The experimental setup involves generating synthetic data following a group sparse data distribution. The authors train the one-layer transformer model using gradient descent and monitor the training loss, cosine similarity between the value vector and the ground truth, and the norm ratio between different parts of the value vector. They also visualize the attention score matrix to verify the sparsity pattern. For downstream tasks, the authors fine-tune the pre-trained transformer on new Gaussian samples and evaluate the test accuracy.

Numerical Results

Figure 1: Figures on training loss, cosine similarity and norm ratio. The first line presents the training results with a sample size of 400, 6 variable groups, and a variable dimension of 4. The second line shows the training results for a sample size of 200, with 4 variable groups and a variable dimension of 2.

The numerical experiments show that the training loss converges to zero, and the value vector aligns with the ground truth direction. The attention matrix exhibits a clear sparsity pattern, with the attention focused on the label-relevant group (Figure 2). The transfer learning experiments demonstrate that the pre-trained transformer achieves good generalization performance on downstream tasks.

Figure 2: Heatmap of the average attention matrix. Figure~\ref{subfig:heat1} shows the heatmap of the attention matrix corresponding to the 6 variable groups, and Figure~\ref{subfig:heat2} shows the heatmap of the attention matrix corresponding to the 4 variable groups.

The authors also conduct experiments on the CIFAR-10 dataset. They embed each image as either the first or the 25th patch in a grid, while the remaining patches are filled with noise. The authors train a one-layer transformer to classify the embedded images. The results show that the model can effectively focus on the relevant patch and achieve strong generalization performance.

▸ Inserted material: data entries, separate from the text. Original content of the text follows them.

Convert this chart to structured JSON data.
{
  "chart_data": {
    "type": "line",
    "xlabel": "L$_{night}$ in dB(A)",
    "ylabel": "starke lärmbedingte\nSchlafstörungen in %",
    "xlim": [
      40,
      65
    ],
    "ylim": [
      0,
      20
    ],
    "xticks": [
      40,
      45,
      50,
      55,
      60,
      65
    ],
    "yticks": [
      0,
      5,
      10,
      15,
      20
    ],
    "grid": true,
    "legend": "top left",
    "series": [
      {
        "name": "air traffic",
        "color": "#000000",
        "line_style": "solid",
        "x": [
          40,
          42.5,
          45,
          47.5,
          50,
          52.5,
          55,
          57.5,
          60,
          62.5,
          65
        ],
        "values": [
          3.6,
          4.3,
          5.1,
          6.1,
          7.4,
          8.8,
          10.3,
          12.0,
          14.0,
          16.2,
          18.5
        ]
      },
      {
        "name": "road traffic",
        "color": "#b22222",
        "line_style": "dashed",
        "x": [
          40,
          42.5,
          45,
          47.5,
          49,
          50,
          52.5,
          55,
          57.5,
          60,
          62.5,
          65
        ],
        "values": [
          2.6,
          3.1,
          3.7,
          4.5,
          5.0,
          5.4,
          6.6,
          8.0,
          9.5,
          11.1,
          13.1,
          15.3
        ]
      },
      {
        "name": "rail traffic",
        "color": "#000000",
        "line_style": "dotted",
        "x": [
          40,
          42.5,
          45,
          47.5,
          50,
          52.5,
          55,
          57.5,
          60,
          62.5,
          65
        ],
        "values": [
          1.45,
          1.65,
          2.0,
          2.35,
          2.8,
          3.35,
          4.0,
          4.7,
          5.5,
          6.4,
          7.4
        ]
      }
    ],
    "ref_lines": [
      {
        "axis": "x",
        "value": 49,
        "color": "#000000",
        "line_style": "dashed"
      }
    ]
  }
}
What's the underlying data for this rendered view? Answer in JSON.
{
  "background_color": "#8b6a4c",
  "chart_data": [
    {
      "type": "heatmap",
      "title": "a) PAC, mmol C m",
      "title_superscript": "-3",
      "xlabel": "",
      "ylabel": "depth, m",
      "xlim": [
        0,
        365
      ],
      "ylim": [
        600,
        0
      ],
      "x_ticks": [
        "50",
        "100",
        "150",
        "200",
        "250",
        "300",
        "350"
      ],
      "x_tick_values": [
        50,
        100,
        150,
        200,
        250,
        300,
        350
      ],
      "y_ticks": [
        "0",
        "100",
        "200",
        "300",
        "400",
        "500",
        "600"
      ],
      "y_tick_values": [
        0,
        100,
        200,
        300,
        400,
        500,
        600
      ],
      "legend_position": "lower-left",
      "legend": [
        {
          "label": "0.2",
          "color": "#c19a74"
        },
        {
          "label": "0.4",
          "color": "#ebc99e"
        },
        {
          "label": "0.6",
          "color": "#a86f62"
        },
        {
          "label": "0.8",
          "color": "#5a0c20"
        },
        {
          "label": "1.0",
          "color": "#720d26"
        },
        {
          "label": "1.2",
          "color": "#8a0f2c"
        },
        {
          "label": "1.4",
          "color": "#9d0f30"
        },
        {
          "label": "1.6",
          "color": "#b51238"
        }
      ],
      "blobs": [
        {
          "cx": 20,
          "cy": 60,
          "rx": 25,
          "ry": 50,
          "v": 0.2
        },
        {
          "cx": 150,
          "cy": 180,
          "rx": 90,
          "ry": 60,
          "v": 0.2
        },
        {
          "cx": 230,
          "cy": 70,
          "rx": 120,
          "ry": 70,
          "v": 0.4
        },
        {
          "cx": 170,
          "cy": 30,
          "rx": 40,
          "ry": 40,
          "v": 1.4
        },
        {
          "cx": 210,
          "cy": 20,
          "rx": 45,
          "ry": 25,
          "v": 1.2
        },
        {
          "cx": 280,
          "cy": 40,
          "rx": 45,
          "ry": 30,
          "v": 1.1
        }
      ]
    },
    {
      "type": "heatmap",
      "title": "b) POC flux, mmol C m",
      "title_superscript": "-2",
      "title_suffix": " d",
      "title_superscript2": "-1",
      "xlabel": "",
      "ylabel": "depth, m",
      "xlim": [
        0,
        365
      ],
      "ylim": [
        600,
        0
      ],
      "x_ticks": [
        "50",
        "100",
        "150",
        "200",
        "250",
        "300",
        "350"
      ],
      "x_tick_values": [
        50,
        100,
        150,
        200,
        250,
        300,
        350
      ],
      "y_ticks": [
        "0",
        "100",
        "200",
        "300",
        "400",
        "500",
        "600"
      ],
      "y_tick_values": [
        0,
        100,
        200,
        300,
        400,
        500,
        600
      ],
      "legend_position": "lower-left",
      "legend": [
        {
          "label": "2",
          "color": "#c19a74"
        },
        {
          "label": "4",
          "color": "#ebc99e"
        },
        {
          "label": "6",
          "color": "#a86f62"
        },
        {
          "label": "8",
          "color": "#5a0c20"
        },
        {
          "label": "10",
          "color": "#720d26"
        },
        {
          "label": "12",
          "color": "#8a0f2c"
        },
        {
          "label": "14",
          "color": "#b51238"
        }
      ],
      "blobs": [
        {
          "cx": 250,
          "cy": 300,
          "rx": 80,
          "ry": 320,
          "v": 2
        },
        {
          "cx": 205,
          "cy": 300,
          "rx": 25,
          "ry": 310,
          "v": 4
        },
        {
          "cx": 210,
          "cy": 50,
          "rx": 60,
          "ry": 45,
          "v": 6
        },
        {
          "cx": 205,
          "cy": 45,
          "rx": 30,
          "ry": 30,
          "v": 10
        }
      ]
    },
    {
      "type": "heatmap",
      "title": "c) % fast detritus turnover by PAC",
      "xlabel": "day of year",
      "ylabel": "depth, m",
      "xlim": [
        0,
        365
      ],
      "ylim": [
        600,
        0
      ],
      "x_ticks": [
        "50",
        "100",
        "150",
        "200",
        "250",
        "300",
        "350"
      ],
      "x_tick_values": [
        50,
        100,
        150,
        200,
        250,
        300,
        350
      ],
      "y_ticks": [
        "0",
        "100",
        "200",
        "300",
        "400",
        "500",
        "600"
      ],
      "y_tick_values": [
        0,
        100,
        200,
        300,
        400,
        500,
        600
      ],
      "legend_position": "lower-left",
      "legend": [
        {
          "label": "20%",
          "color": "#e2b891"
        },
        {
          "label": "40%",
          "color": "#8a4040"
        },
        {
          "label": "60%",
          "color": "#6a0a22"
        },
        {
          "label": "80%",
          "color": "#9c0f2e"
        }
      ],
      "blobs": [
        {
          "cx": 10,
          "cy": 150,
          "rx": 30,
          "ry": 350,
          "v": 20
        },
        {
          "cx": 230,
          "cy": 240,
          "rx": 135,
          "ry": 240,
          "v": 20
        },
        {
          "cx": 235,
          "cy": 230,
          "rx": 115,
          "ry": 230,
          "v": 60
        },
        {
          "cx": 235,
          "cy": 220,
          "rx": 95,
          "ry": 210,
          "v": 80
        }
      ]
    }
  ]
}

Figure 3: Experiment results on training loss, attention matrix and testing accuracy. The first column shows the results when images have position at (1,1). The second column shows the results when images have position at (4,4).

Conclusions

This paper provides a theoretical and empirical analysis of how transformers learn group-sparse data. The authors demonstrate that the one-layer transformer can effectively implement variable selection and achieve good generalization performance. The results shed light on the mechanisms of self-attention in variable selection and provide insights into the training dynamics of transformers. The authors point out that future research could investigate deeper transformer architectures and the integration of self-attention with other modules.